J'ai parlé du Liban mais je n'ai pas mentionné le développement économique et social. C'est aussi un domaine dans lequel nous collaborons avec le Gouvernement. Nous travaillons avec la Banque mondiale et le Programme des Nations Unies pour le développement, et nous envisageons d'organiser une conférence internationale de donateurs pour aider le Gouvernement libanais à financer la reconstruction.

Laissez-moi à présent dire un mot du Moyen-Orient en général. Il faut que la région dans son ensemble retrouve la paix, la sécurité et les conditions de vie normales dont elle a si cruellement besoin. La situation reste bloquée en Iraq où, selon certains, le régime des sanctions aurait pour effet pervers d’aggraver la crise humanitaire qui y sévit. Ce qui ne fait pas de doute – et c’est tragique – c’est que le développement économique, social et sans doute politique du pays s’en trouve paralysé. J’espère de tout coeur que l’Iraq décidera très bientôt de se conformer aux résolutions du Conseil de sécurité et que ses relations avec la communauté internationale reprendront un cours normal.

Lorsque la paix règnera au Moyen-Orient, les pays de la région pourront consacrer toute leur énergie à la poursuite d’un objectif plus porteur d’espoir – le développement économique et social – et jouir d’une plus grande prospérité et de plus de liberté. Ils exerceront une plus grande influence sur la scène internationale et seront davantage respectés. Longtemps, ces objectifs ont semblé désespérément hors d’atteinte. Mais il est maintenant possible de changer réellement le cours des choses. Je suis convaincu que, tout comme moi, vous espérez que les dirigeants et les peuples concernés sauront saisir cette chance. Bien sûr, la communauté internationale a elle aussi une responsabilité dans la recherche d'une paix globale pour la région. Chaque jour, les distances qui séparent les peuples du monde deviennent un peu plus courtes. La mondialisation des échanges et des communications, la prolifération des armements, la propagation des maladies, et des problèmes touchant la planète toute entière, comme la dégradation de l’environnement, font que certains choix s'imposent à nous.

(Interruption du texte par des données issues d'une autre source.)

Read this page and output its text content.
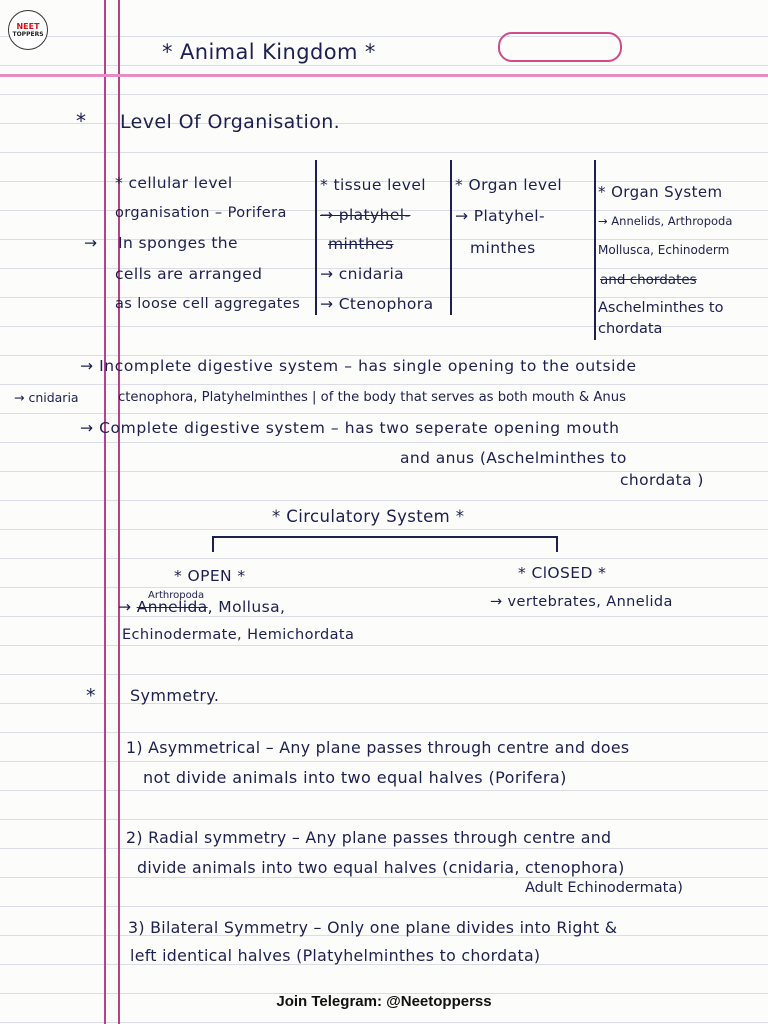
NEET
TOPPERS
* Animal Kingdom *
* Level Of Organisation.
* cellular level
organisation – Porifera
→ In sponges the
cells are arranged
as loose cell aggregates
* tissue level
→ platyhel-
minthes
→ cnidaria
→ Ctenophora
* Organ level
→ Platyhel-
minthes
* Organ System
→ Annelids, Arthropoda
Mollusca, Echinoderm
and chordates
Aschelminthes to
chordata
→ Incomplete digestive system – has single opening to the outside
→ cnidaria	ctenophora, Platyhelminthes | of the body that serves as both mouth & Anus
→ Complete digestive system – has two seperate opening mouth
and anus (Aschelminthes to
chordata )
* Circulatory System *
* OPEN *
Arthropoda
→ Annelida, Mollusa,
Echinodermate, Hemichordata
* ClOSED *
→ vertebrates, Annelida
* Symmetry.
1) Asymmetrical – Any plane passes through centre and does
not divide animals into two equal halves (Porifera)
2) Radial symmetry – Any plane passes through centre and
divide animals into two equal halves (cnidaria, ctenophora)
Adult Echinodermata)
3) Bilateral Symmetry – Only one plane divides into Right &
left identical halves (Platyhelminthes to chordata)
Join Telegram: @Neetopperss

Nous formons une communauté mondiale. Chaque collectivité, chaque ville et chaque nation est soudée par des valeurs communes. Notre communauté mondiale doit l'être aussi: des valeurs telles que la liberté, la tolérance, la non-violence et le respect du droit international, langage commun à tous, doivent nous aider à gérer l’espace que nous partageons et à y vivre en paix.

En tant qu’Américains d’origine arabe, vous connaissez l’importance de la solidarité mondiale. En tant que membres d’une diaspora entreprenante et dynamique, vous savez ce que veut dire garder des racines dans une partie du monde et en planter de nouvelles ailleurs. Vous savez ce que c’est que d’appartenir à plusieurs cultures. En cela, je me sens proche de vous car je suis, moi aussi, un déraciné, vivant loin de mon pays natal, le Ghana. J’ai appris à m’habituer à des endroits et à des cultures qui n’étaient pas les miens, mais qui m’ont enrichi et m’ont permis de mieux comprendre les autres et de mieux travailler avec eux.

Edward Saïd a récemment abordé ces sujets dans son émouvante autobiographie, « Out of place ». Mais il n’est pas le seul auteur américain d’origine arabe à l’avoir fait. L’un des premiers, Ameen Rihani, a consacré sa vie à rapprocher l’Orient et l’Occident. « Nous ne sommes ni des Orientaux, ni des Occidentaux » écrivait-il, « aucune barrière n’existe dans nos coeurs : nous sommes libres ». C’est bien la même idée qui s’exprime dans votre slogan : vous êtes « d’authentiques Arabes, et des Américains à part entière ».

J’ajouterai que vous êtes aussi de vrais citoyens du monde et des partenaires respectés de l’Organisation des Nations Unies. L’Organisation se félicite de vos travaux et souhaite que vous participiez aux alliances pour le changement que nous nous efforçons de mettre en place pour le XXIe siècle.

Je vous remercie. Choukran. Maa Salaam.